Cost-Sensitive Active Visual Category Learning
We present an active learning framework that predicts the tradeoff between the effort and information gain associated with a candidate image annotation, thereby ranking unlabeled and partially labeled images according to their expected “net worth” to an object recognition system. We develop a multi-label multiple-instance approach that accommodates realistic images containing multiple objects and allows the category-learner to strategically choose what annotations it receives from a mixture of strong and weak labels. Since the annotation cost can vary depending on an image’s complexity, we show how to improve the active selection by directly predicting the time required to segment an unlabeled image.
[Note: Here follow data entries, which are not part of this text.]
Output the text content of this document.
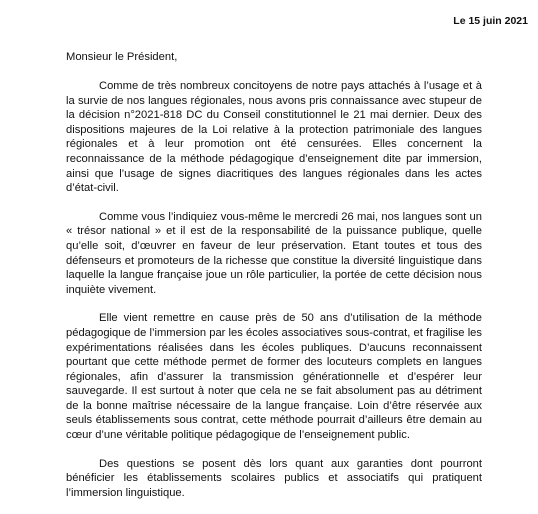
Le 15 juin 2021
Monsieur le Président,

Comme de très nombreux concitoyens de notre pays attachés à l’usage et à la survie de nos langues régionales, nous avons pris connaissance avec stupeur de la décision n°2021-818 DC du Conseil constitutionnel le 21 mai dernier. Deux des dispositions majeures de la Loi relative à la protection patrimoniale des langues régionales et à leur promotion ont été censurées. Elles concernent la reconnaissance de la méthode pédagogique d’enseignement dite par immersion, ainsi que l’usage de signes diacritiques des langues régionales dans les actes d’état-civil.

Comme vous l’indiquiez vous-même le mercredi 26 mai, nos langues sont un « trésor national » et il est de la responsabilité de la puissance publique, quelle qu’elle soit, d’œuvrer en faveur de leur préservation. Etant toutes et tous des défenseurs et promoteurs de la richesse que constitue la diversité linguistique dans laquelle la langue française joue un rôle particulier, la portée de cette décision nous inquiète vivement.

Elle vient remettre en cause près de 50 ans d’utilisation de la méthode pédagogique de l’immersion par les écoles associatives sous-contrat, et fragilise les expérimentations réalisées dans les écoles publiques. D’aucuns reconnaissent pourtant que cette méthode permet de former des locuteurs complets en langues régionales, afin d’assurer la transmission générationnelle et d’espérer leur sauvegarde. Il est surtout à noter que cela ne se fait absolument pas au détriment de la bonne maîtrise nécessaire de la langue française. Loin d’être réservée aux seuls établissements sous contrat, cette méthode pourrait d’ailleurs être demain au cœur d’une véritable politique pédagogique de l’enseignement public.

Des questions se posent dès lors quant aux garanties dont pourront bénéficier les établissements scolaires publics et associatifs qui pratiquent l’immersion linguistique.
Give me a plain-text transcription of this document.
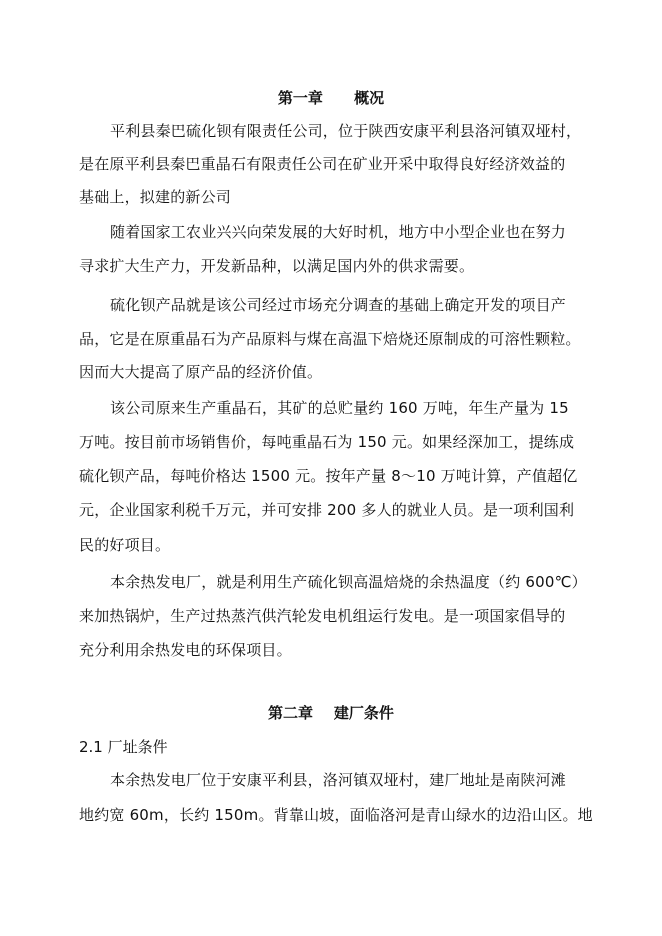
第一章      概况
平利县秦巴硫化钡有限责任公司，位于陕西安康平利县洛河镇双垭村，
是在原平利县秦巴重晶石有限责任公司在矿业开采中取得良好经济效益的
基础上，拟建的新公司
随着国家工农业兴兴向荣发展的大好时机，地方中小型企业也在努力
寻求扩大生产力，开发新品种，以满足国内外的供求需要。
硫化钡产品就是该公司经过市场充分调查的基础上确定开发的项目产
品，它是在原重晶石为产品原料与煤在高温下焙烧还原制成的可溶性颗粒。
因而大大提高了原产品的经济价值。
该公司原来生产重晶石，其矿的总贮量约 160 万吨，年生产量为 15
万吨。按目前市场销售价，每吨重晶石为 150 元。如果经深加工，提练成
硫化钡产品，每吨价格达 1500 元。按年产量 8～10 万吨计算，产值超亿
元，企业国家利税千万元，并可安排 200 多人的就业人员。是一项利国利
民的好项目。
本余热发电厂，就是利用生产硫化钡高温焙烧的余热温度（约 600℃）
来加热锅炉，生产过热蒸汽供汽轮发电机组运行发电。是一项国家倡导的
充分利用余热发电的环保项目。
第二章    建厂条件
2.1 厂址条件
本余热发电厂位于安康平利县，洛河镇双垭村，建厂地址是南陕河滩
地约宽 60m，长约 150m。背靠山坡，面临洛河是青山绿水的边沿山区。地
Our approach accounts for the fact that the optimal use of manual effort may call for a combination of labels at multiple levels of granularity, as well as accurate prediction of manual effort. As a result, it is possible to learn more accurate category models with a lower total expenditure of annotation effort. Given a small initial pool of labeled data, the proposed method actively improves the category models with minimal manual intervention.